When alerts are deployed to Loki, it produces errors with status=500, and alerts are completely inconsistent compared to what is returned manually in grafana.
"log": "level=info ts=2024-10-09T19:46:01.141151674Z caller=engine.go:248 component=ruler evaluation_mode=local org_id=fake msg=\"executing query\" type=instant query=\"(sum(count_over_time({namespace=\\\"ai\\\"} |= \\\"check completed\\\"[10m])) < 30)\" query_hash=3077565986"

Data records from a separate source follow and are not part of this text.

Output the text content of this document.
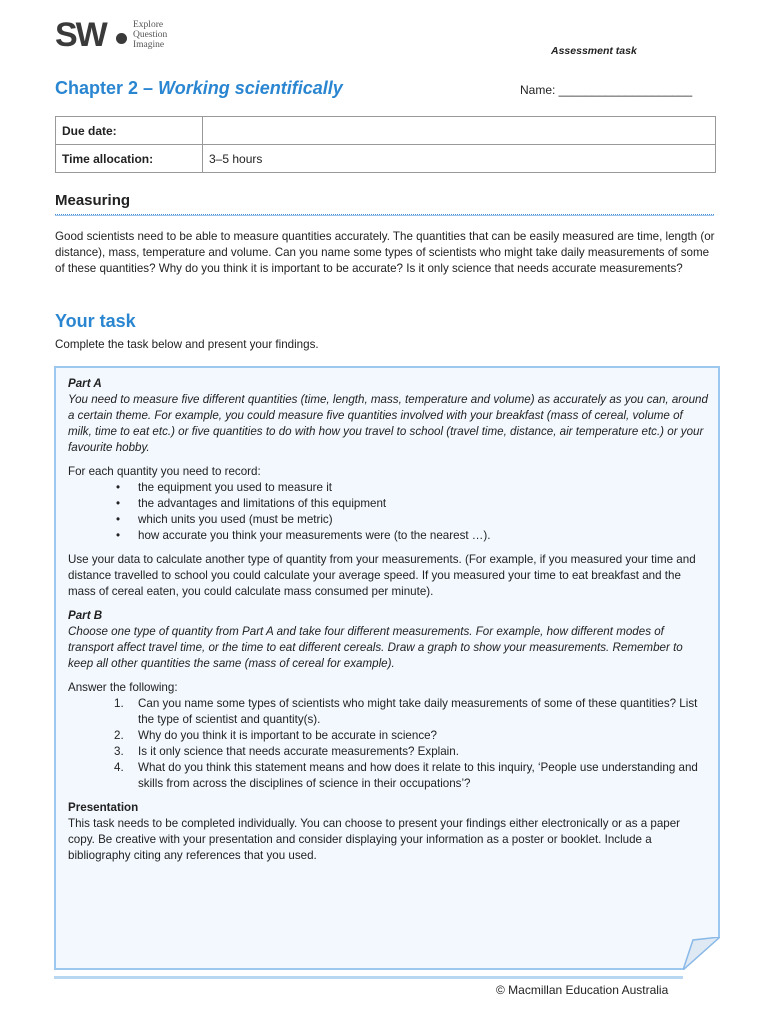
SW	Explore
Question
Imagine	Assessment task
Chapter 2 – Working scientifically	Name: ____________________
Due date:	
Time allocation:	3–5 hours
Measuring
Good scientists need to be able to measure quantities accurately. The quantities that can be easily measured are time, length (or distance), mass, temperature and volume. Can you name some types of scientists who might take daily measurements of some of these quantities? Why do you think it is important to be accurate? Is it only science that needs accurate measurements?
Your task
Complete the task below and present your findings.

Part A
You need to measure five different quantities (time, length, mass, temperature and volume) as accurately as you can, around a certain theme. For example, you could measure five quantities involved with your breakfast (mass of cereal, volume of milk, time to eat etc.) or five quantities to do with how you travel to school (travel time, distance, air temperature etc.) or your favourite hobby.

For each quantity you need to record:
• the equipment you used to measure it
• the advantages and limitations of this equipment
• which units you used (must be metric)
• how accurate you think your measurements were (to the nearest …).

Use your data to calculate another type of quantity from your measurements. (For example, if you measured your time and distance travelled to school you could calculate your average speed. If you measured your time to eat breakfast and the mass of cereal eaten, you could calculate mass consumed per minute).

Part B
Choose one type of quantity from Part A and take four different measurements. For example, how different modes of transport affect travel time, or the time to eat different cereals. Draw a graph to show your measurements. Remember to keep all other quantities the same (mass of cereal for example).

Answer the following:
1. Can you name some types of scientists who might take daily measurements of some of these quantities? List the type of scientist and quantity(s).
2. Why do you think it is important to be accurate in science?
3. Is it only science that needs accurate measurements? Explain.
4. What do you think this statement means and how does it relate to this inquiry, ‘People use understanding and skills from across the disciplines of science in their occupations’?

Presentation
This task needs to be completed individually. You can choose to present your findings either electronically or as a paper copy. Be creative with your presentation and consider displaying your information as a poster or booklet. Include a bibliography citing any references that you used.

© Macmillan Education Australia
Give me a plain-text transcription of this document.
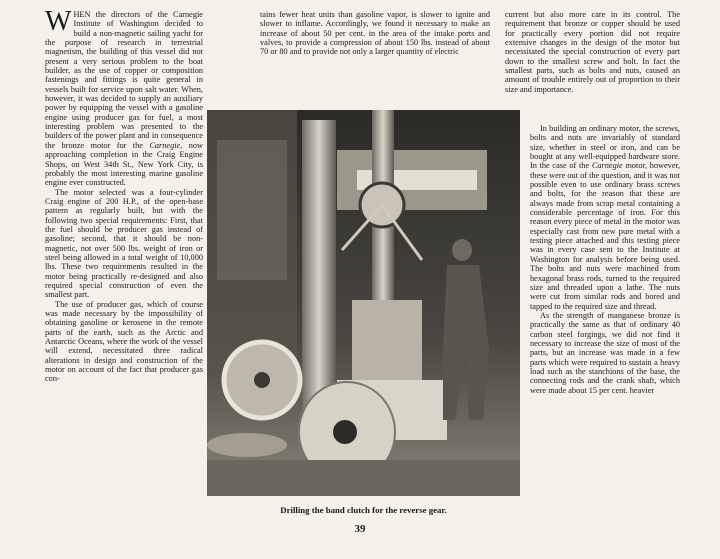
WHEN the directors of the Carnegie Institute of Washington decided to build a non-magnetic sailing yacht for the purpose of research in terrestrial magnetism, the building of this vessel did not present a very serious problem to the boat builder, as the use of copper or composition fastenings and fittings is quite general in vessels built for service upon salt water. When, however, it was decided to supply an auxiliary power by equipping the vessel with a gasoline engine using producer gas for fuel, a most interesting problem was presented to the builders of the power plant and in consequence the bronze motor for the Carnegie, now approaching completion in the Craig Engine Shops, on West 34th St., New York City, is probably the most interesting marine gasoline engine ever constructed.

The motor selected was a four-cylinder Craig engine of 200 H.P., of the open-base pattern as regularly built, but with the following two special requirements: First, that the fuel should be producer gas instead of gasoline; second, that it should be non-magnetic, not over 500 lbs. weight of iron or steel being allowed in a total weight of 10,000 lbs. These two requirements resulted in the motor being practically re-designed and also required special construction of even the smallest part.

The use of producer gas, which of course was made necessary by the impossibility of obtaining gasoline or kerosene in the remote parts of the earth, such as the Arctic and Antarctic Oceans, where the work of the vessel will extend, necessitated three radical alterations in design and construction of the motor on account of the fact that producer gas con-

tains fewer heat units than gasoline vapor, is slower to ignite and slower to inflame. Accordingly, we found it necessary to make an increase of about 50 per cent. in the area of the intake ports and valves, to provide a compression of about 150 lbs. instead of about 70 or 80 and to provide not only a larger quantity of electric

current but also more care in its control. The requirement that bronze or copper should be used for practically every portion did not require extensive changes in the design of the motor but necessitated the special construction of every part down to the smallest screw and bolt. In fact the smallest parts, such as bolts and nuts, caused an amount of trouble entirely out of proportion to their size and importance.

In building an ordinary motor, the screws, bolts and nuts are invariably of standard size, whether in steel or iron, and can be bought at any well-equipped hardware store. In the case of the Carnegie motor, however, these were out of the question, and it was not possible even to use ordinary brass screws and bolts, for the reason that these are always made from scrap metal containing a considerable percentage of iron. For this reason every piece of metal in the motor was especially cast from new pure metal with a testing piece attached and this testing piece was in every case sent to the Institute at Washington for analysis before being used. The bolts and nuts were machined from hexagonal brass rods, turned to the required size and threaded upon a lathe. The nuts were cut from similar rods and bored and tapped to the required size and thread.

As the strength of manganese bronze is practically the same as that of ordinary 40 carbon steel forgings, we did not find it necessary to increase the size of most of the parts, but an increase was made in a few parts which were required to sustain a heavy load such as the stanchions of the base, the connecting rods and the crank shaft, which were made about 15 per cent. heavier

Drilling the band clutch for the reverse gear.
39
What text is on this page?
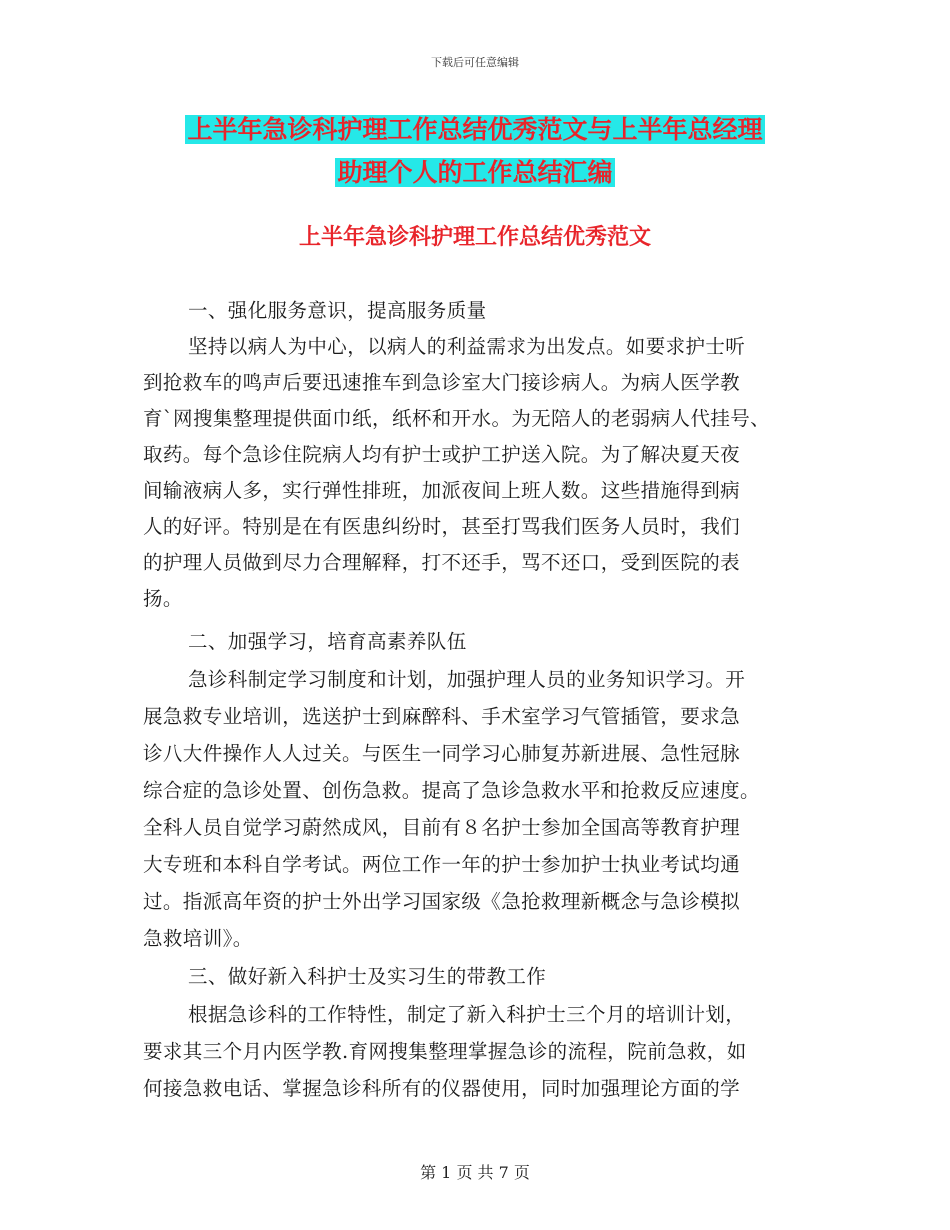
下载后可任意编辑
上半年急诊科护理工作总结优秀范文与上半年总经理
助理个人的工作总结汇编
上半年急诊科护理工作总结优秀范文
一、强化服务意识，提高服务质量
坚持以病人为中心，以病人的利益需求为出发点。如要求护士听
到抢救车的鸣声后要迅速推车到急诊室大门接诊病人。为病人医学教
育`网搜集整理提供面巾纸，纸杯和开水。为无陪人的老弱病人代挂号、
取药。每个急诊住院病人均有护士或护工护送入院。为了解决夏天夜
间输液病人多，实行弹性排班，加派夜间上班人数。这些措施得到病
人的好评。特别是在有医患纠纷时，甚至打骂我们医务人员时，我们
的护理人员做到尽力合理解释，打不还手，骂不还口，受到医院的表
扬。
二、加强学习，培育高素养队伍
急诊科制定学习制度和计划，加强护理人员的业务知识学习。开
展急救专业培训，选送护士到麻醉科、手术室学习气管插管，要求急
诊八大件操作人人过关。与医生一同学习心肺复苏新进展、急性冠脉
综合症的急诊处置、创伤急救。提高了急诊急救水平和抢救反应速度。
全科人员自觉学习蔚然成风，目前有８名护士参加全国高等教育护理
大专班和本科自学考试。两位工作一年的护士参加护士执业考试均通
过。指派高年资的护士外出学习国家级《急抢救理新概念与急诊模拟
急救培训》。
三、做好新入科护士及实习生的带教工作
根据急诊科的工作特性，制定了新入科护士三个月的培训计划，
要求其三个月内医学教.育网搜集整理掌握急诊的流程，院前急救，如
何接急救电话、掌握急诊科所有的仪器使用，同时加强理论方面的学
第 1 页 共 7 页
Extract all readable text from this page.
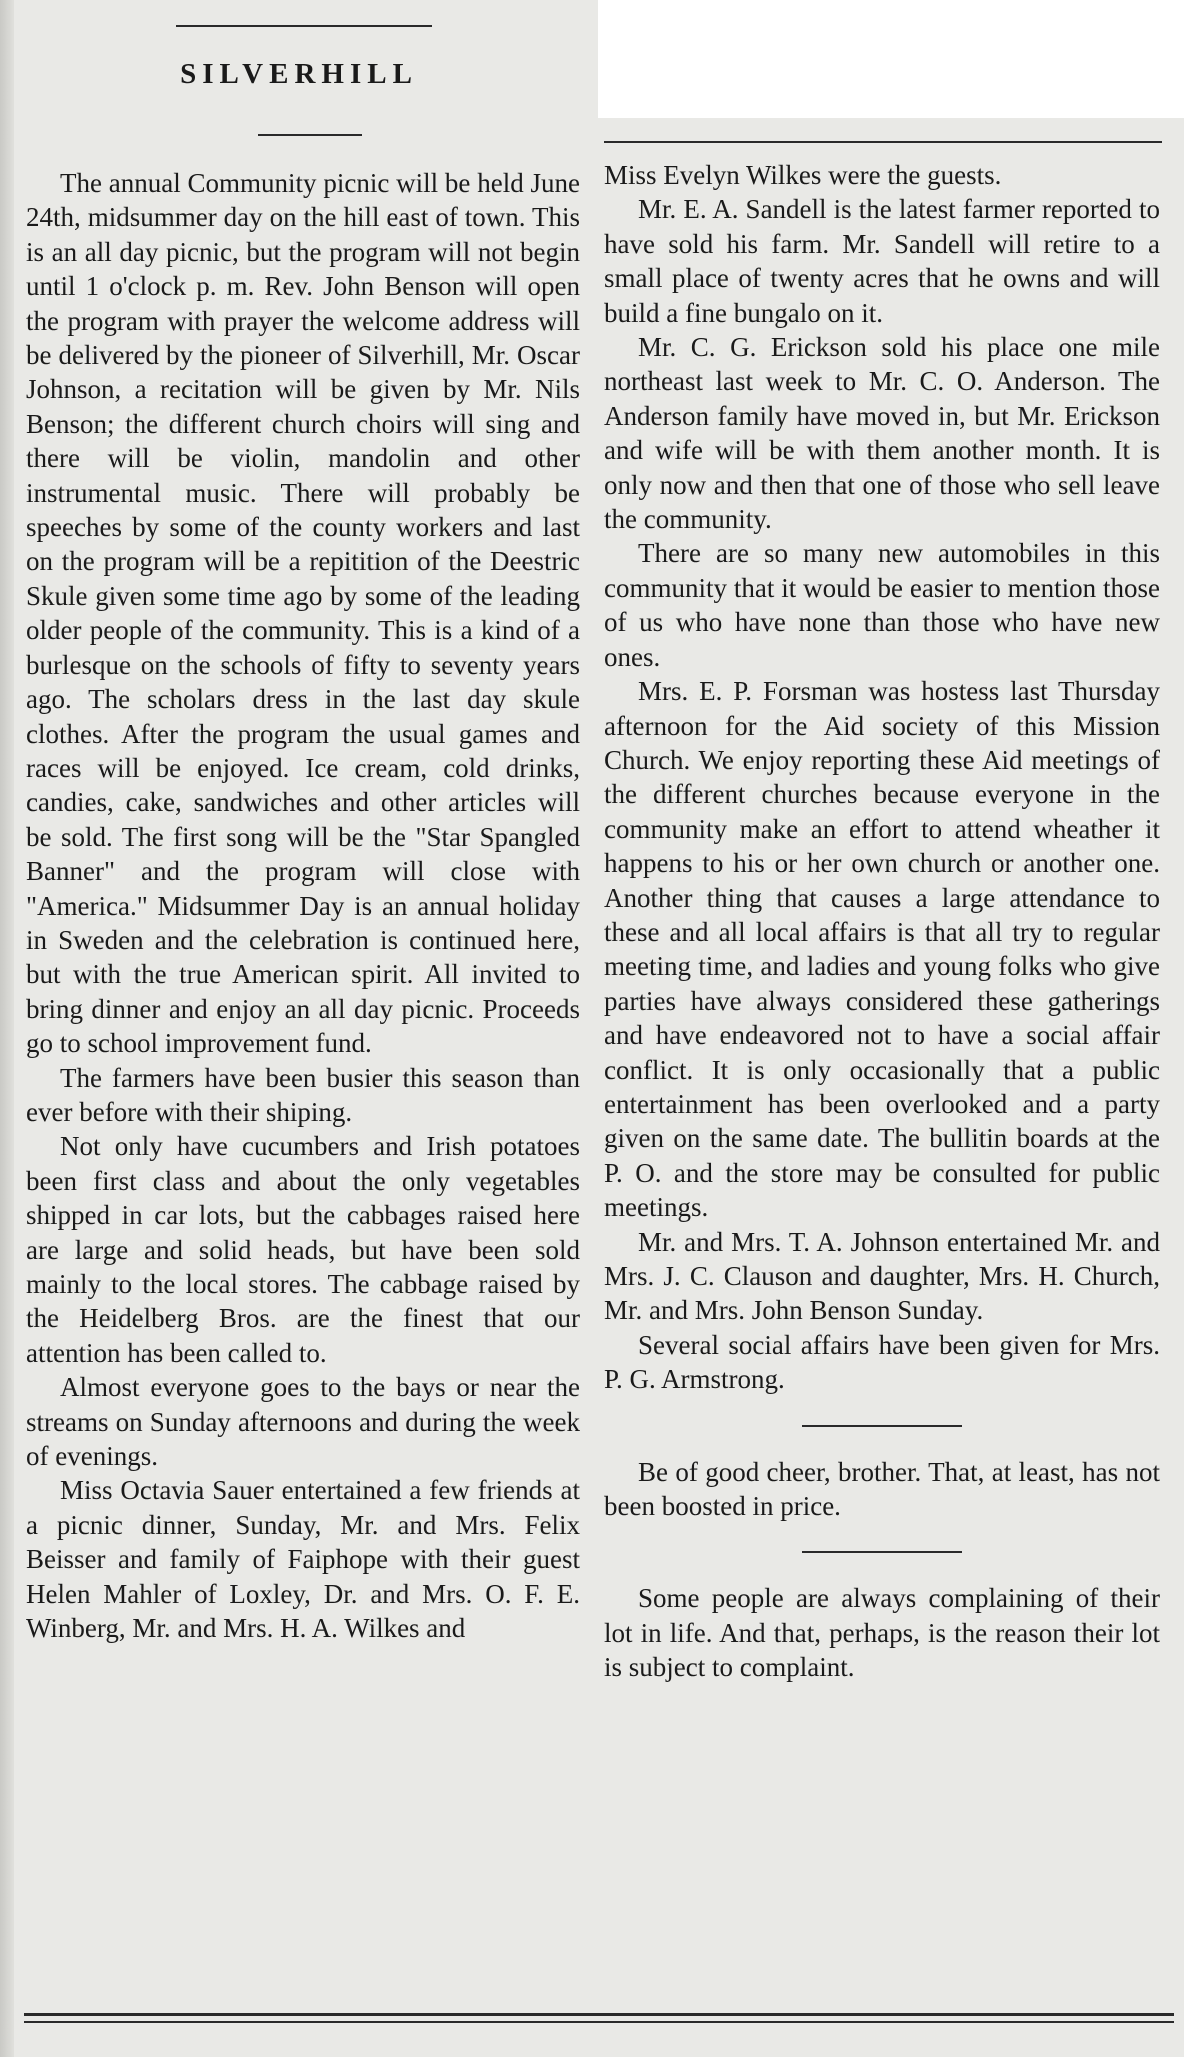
SILVERHILL

The annual Community picnic will be held June 24th, midsummer day on the hill east of town. This is an all day picnic, but the program will not begin until 1 o'clock p. m. Rev. John Benson will open the program with prayer the welcome address will be delivered by the pioneer of Silverhill, Mr. Oscar Johnson, a recitation will be given by Mr. Nils Benson; the different church choirs will sing and there will be violin, mandolin and other instrumental music. There will probably be speeches by some of the county workers and last on the program will be a repitition of the Deestric Skule given some time ago by some of the leading older people of the community. This is a kind of a burlesque on the schools of fifty to seventy years ago. The scholars dress in the last day skule clothes. After the program the usual games and races will be enjoyed. Ice cream, cold drinks, candies, cake, sandwiches and other articles will be sold. The first song will be the "Star Spangled Banner" and the program will close with "America." Midsummer Day is an annual holiday in Sweden and the celebration is continued here, but with the true American spirit. All invited to bring dinner and enjoy an all day picnic. Proceeds go to school improvement fund.

The farmers have been busier this season than ever before with their shiping.

Not only have cucumbers and Irish potatoes been first class and about the only vegetables shipped in car lots, but the cabbages raised here are large and solid heads, but have been sold mainly to the local stores. The cabbage raised by the Heidelberg Bros. are the finest that our attention has been called to.

Almost everyone goes to the bays or near the streams on Sunday afternoons and during the week of evenings.

Miss Octavia Sauer entertained a few friends at a picnic dinner, Sunday, Mr. and Mrs. Felix Beisser and family of Faiphope with their guest Helen Mahler of Loxley, Dr. and Mrs. O. F. E. Winberg, Mr. and Mrs. H. A. Wilkes and

Miss Evelyn Wilkes were the guests.

Mr. E. A. Sandell is the latest farmer reported to have sold his farm. Mr. Sandell will retire to a small place of twenty acres that he owns and will build a fine bungalo on it.

Mr. C. G. Erickson sold his place one mile northeast last week to Mr. C. O. Anderson. The Anderson family have moved in, but Mr. Erickson and wife will be with them another month. It is only now and then that one of those who sell leave the community.

There are so many new automobiles in this community that it would be easier to mention those of us who have none than those who have new ones.

Mrs. E. P. Forsman was hostess last Thursday afternoon for the Aid society of this Mission Church. We enjoy reporting these Aid meetings of the different churches because everyone in the community make an effort to attend wheather it happens to his or her own church or another one. Another thing that causes a large attendance to these and all local affairs is that all try to regular meeting time, and ladies and young folks who give parties have always considered these gatherings and have endeavored not to have a social affair conflict. It is only occasionally that a public entertainment has been overlooked and a party given on the same date. The bullitin boards at the P. O. and the store may be consulted for public meetings.

Mr. and Mrs. T. A. Johnson entertained Mr. and Mrs. J. C. Clauson and daughter, Mrs. H. Church, Mr. and Mrs. John Benson Sunday.

Several social affairs have been given for Mrs. P. G. Armstrong.

Be of good cheer, brother. That, at least, has not been boosted in price.

Some people are always complaining of their lot in life. And that, perhaps, is the reason their lot is subject to complaint.
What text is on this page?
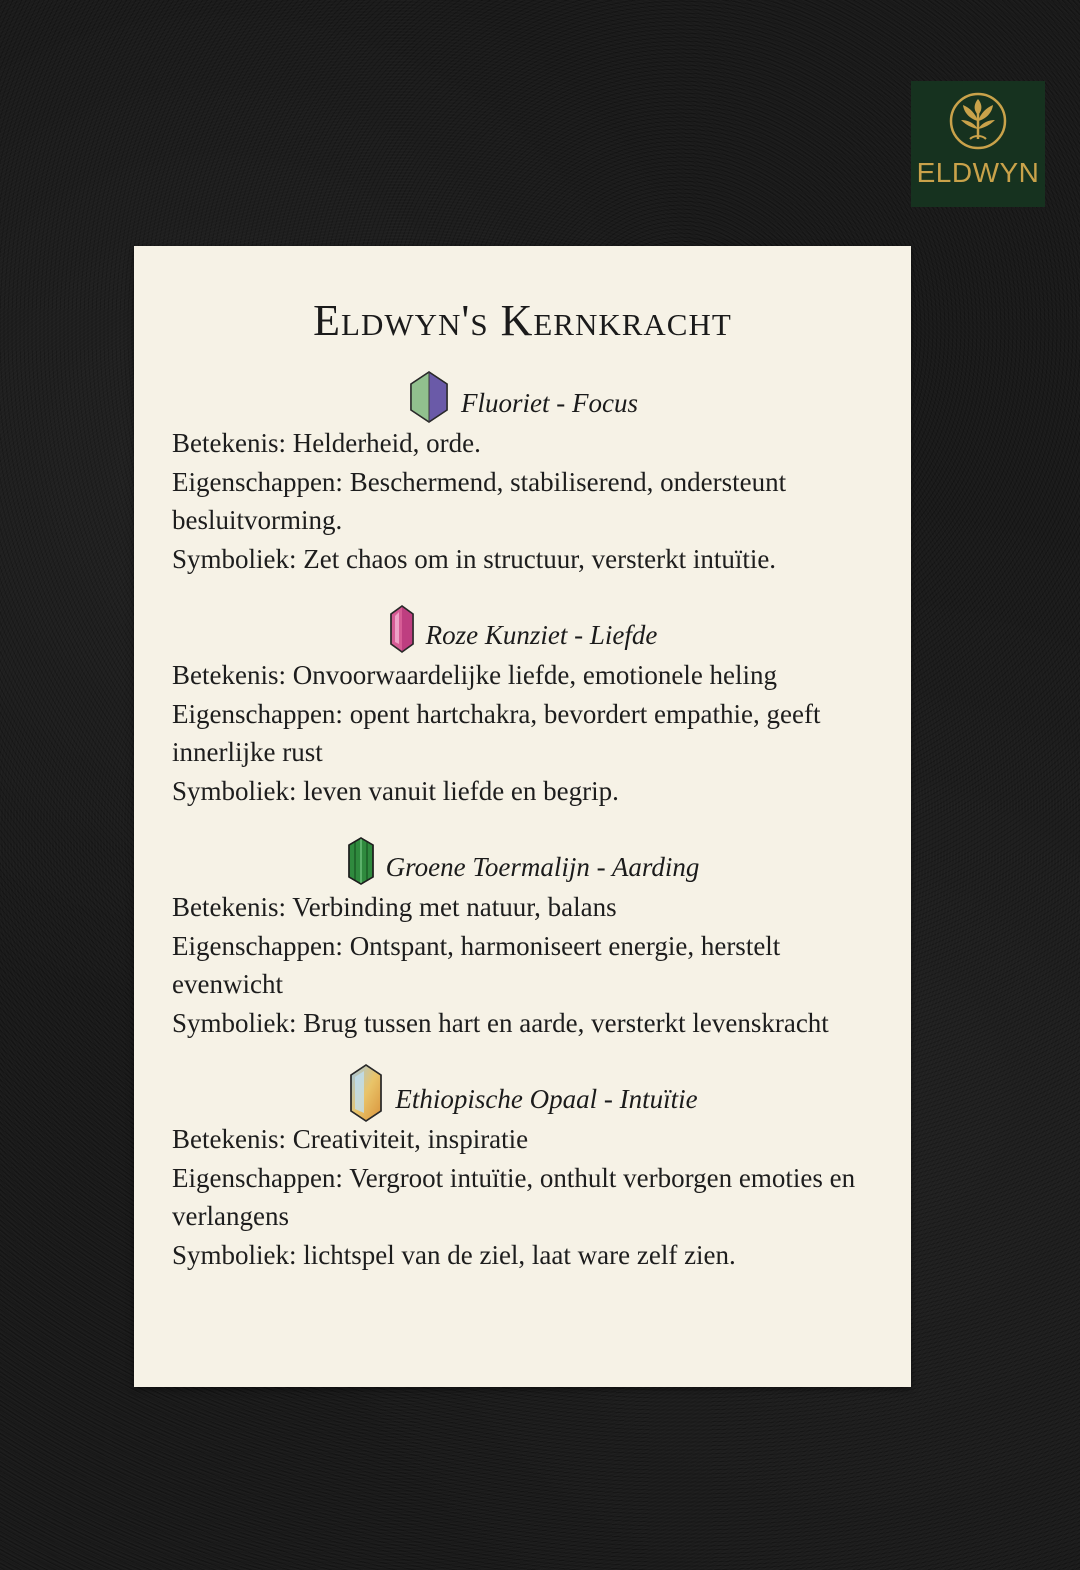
ELDWYN
Eldwyn's Kernkracht
Fluoriet - Focus

Betekenis: Helderheid, orde.

Eigenschappen: Beschermend, stabiliserend, ondersteunt besluitvorming.

Symboliek: Zet chaos om in structuur, versterkt intuïtie.

Roze Kunziet - Liefde

Betekenis: Onvoorwaardelijke liefde, emotionele heling

Eigenschappen: opent hartchakra, bevordert empathie, geeft innerlijke rust

Symboliek: leven vanuit liefde en begrip.

Groene Toermalijn - Aarding

Betekenis: Verbinding met natuur, balans

Eigenschappen: Ontspant, harmoniseert energie, herstelt evenwicht

Symboliek: Brug tussen hart en aarde, versterkt levenskracht

Ethiopische Opaal - Intuïtie

Betekenis: Creativiteit, inspiratie

Eigenschappen: Vergroot intuïtie, onthult verborgen emoties en verlangens

Symboliek: lichtspel van de ziel, laat ware zelf zien.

"log": "level=info ts=2024-10-09T19:46:01.228229623Z caller=metrics.go:217 component=ruler evaluation_mode=local org_id=fake latency=fast query=\"(sum(count_over_time({namespace=\\\"ai\\\"} |= \\\"check completed\\\"[10m])) < 30)\" query_hash=3077565986 query_type=metric range_type=instant length=0s start_delta=694.286852ms end_delta=694.286992ms step=0s duration=87.000739ms status=500 limit=0 returned_lines=0 throughput=4.1GB total_bytes=357MB total_bytes_structured_metadata=715kB lines_per_second=847349 total_lines=73720 post_filter_lines=48 total_entries=1 store_chunks_download_time=0s queue_time=0s splits=0 shards=0 query_referenced_structured_metadata=false pipeline_wrapper_filtered_lines=0 chunk_refs_fetch_time=155.03µs cache_chunk_req=0 cache_chunk_hit=0 cache_chunk_bytes_stored=0 cache_chunk_bytes_fetched=0 cache_chunk_download_time=0s cache_index_req=0 cache_index_hit=0 cache_index_download_time=0s cache_stats_results_req=0 cache_stats_results_hit=0 cache_stats_results_download_time=0s cache_volume_results_req=0 cache_volume_results_hit=0 cache_volume_results_download_time=0s cache_result_req=0 cache_result_hit=0 cache_result_download_time=0s cache_result_query_length_served=0s ingester_chunk_refs=0 ingester_chunk_downloaded=0 ingester_chunk_matches=73 ingester_requests=8 ingester_chunk_head_bytes=2.5MB ingester_chunk_compressed_bytes=41MB ingester_chunk_decompressed_bytes=354MB ingester_post_filter_lines=48 congestion_control_latency=0s index_total_chunks=0 index_post_bloom_filter_chunks=0 index_bloom_filter_ratio=0.00 index_shard_resolver_duration=0s disable_pipeline_wrappers=false"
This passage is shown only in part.